POLUIÇÃO

ATMOSFÉRICA


Nova lei regulamenta

emissões da indústria
e apóia o controle


Marcelo Furtado

 

Apesar de avanços inegáveis, há ainda muito a se fazer no Brasil em controle ambiental. Isso fica claro principalmente ao se perceber situações específicas de atraso. Um exemplo ocorre com a contenção da poluição atmosférica emitida pelas chamadas fontes fixas, ou seja, as indústrias. Pode surpreender, mas apenas a partir deste ano o Brasil passou a contar com uma regulamentação nacional para embasar a fiscalização. Mais especificamente a partir de 2 de janeiro de 2007, quando foi publicada no Diário Oficial a resolução número 382 do Conselho Nacional do Meio Ambiente (Conama). Trata-se, porém, de fato a comemorar. Até então, apenas poucos Estados mais adiantados, com legislações ou políticas regionais, contavam com ferramentas técnicas e legais suficientes para autuar indústrias poluentes.

Fruto de um grupo de trabalho que reuniu especialistas de todo o Brasil, durante três anos, a resolução normativa, com força de lei, contempla apenas exigências para fontes novas de poluição, as indústrias a serem implantadas daqui para frente. As chamadas fontes antigas, unidades já instaladas, ainda não estão sob o escopo da nova lei.  A decisão de deixar essas empresas de fora tem duas explicações: não estender em muito o período para a elaboração da nova norma e não impactar abrupta e economicamente as fiscalizadas. “O propósito é modernizar o controle ambiental do Brasil, mas de maneira parcimoniosa e não irrealista”, explicou Claudio Alonso, o coordenador do grupo de trabalho, também assessor técnico do gabinete do secretário estadual paulista do meio ambiente e com 32 anos de experiência no controle de poluição atmosférica pelo órgão ambiental de São Paulo, a Cetesb.

Essa compreensão pragmática da realidade, porém, não significa que as empresas antigas permaneçam à revelia da lei. Em primeiro lugar, informa Alonso, foi estipulado em um artigo da resolução que as unidades antigas, caso se encontrem muito distante das exigências, precisam se justificar tecnicamente aos órgãos ambientais. Caso não sejam convincentes, visto que a lei também determina que os órgãos ambientais fixem os limites máximos de emissão, podem não ter a licença ambiental renovada. O outro alerta para as fontes antigas é o fato de já ter sido instituída, pela câmara técnica do Conama, a criação de uma nova equipe para elaborar uma resolução específica para as fábricas em operação. “Isso deve sair a médio ou longo prazo, enquanto isso a nova resolução serve de preparação e aviso para elas”, complementa Alonso.

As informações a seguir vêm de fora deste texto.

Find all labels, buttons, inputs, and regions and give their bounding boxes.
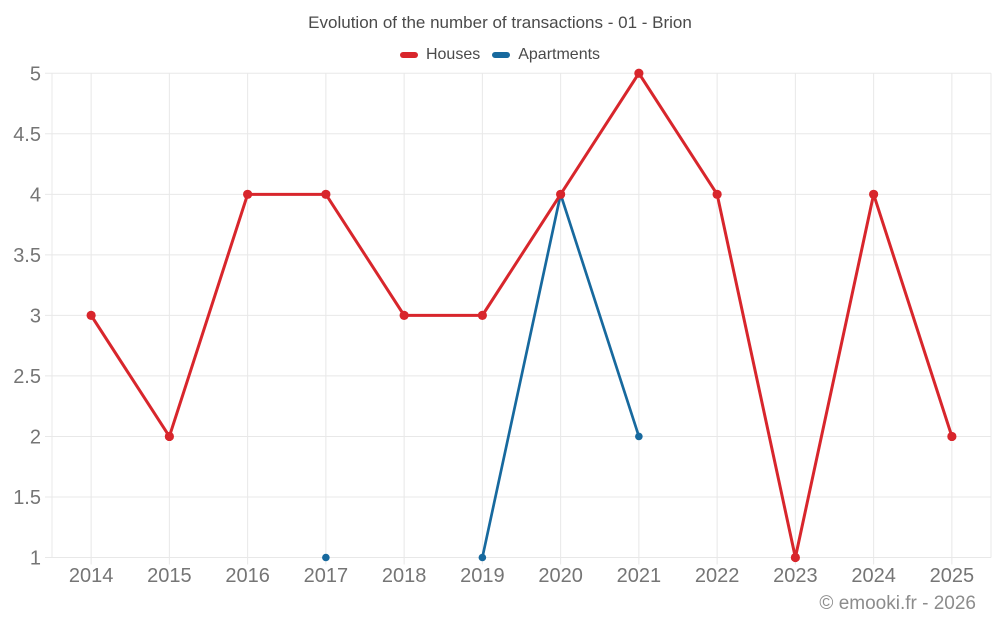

Não é correto afirmar, porém, que até o momento não se fiscalizava as emissões atmosféricas das indústrias. Algumas agências estaduais de meio ambiente supriam essa lacuna legislatória se baseando em normas internacionais nas fiscalizações e, em casos como o de São Paulo, instituindo decretos estaduais para fundamentar as exigências. Foram trabalhos como esses, por exemplo, que fizeram boa parte das emissões industriais, sobretudo de materiais particulados e SOx (óxidos de enxofre), estarem sob relativo controle no Estado paulista. O grande trunfo da nova lei é dar a ferramenta para o restante do País embasar a operação de controle e estender a preocupação de monitorar as emissões de poluentes até então relegados a um segundo plano, como os NOx (monóxido e dióxido de nitrogênio) e hidrocarbonetos.

Parcimônia – Os cuidados para não ser exigente em demasia com o setor industrial – e assim inchar ainda mais o custo produtivo das empresas já massacradas pela alta carga tributária e juros altos – nortearam a elaboração da resolução. Já de início, a restrição limitada às fontes novas representa parte da filosofia adotada. “É muito mais fácil, e menos custoso, determinar exigências para as unidades em projeto, que podem adotar tecnologias limpas, do que obrigar caras e complicadas mudanças de processos antigos”, afirma Alonso.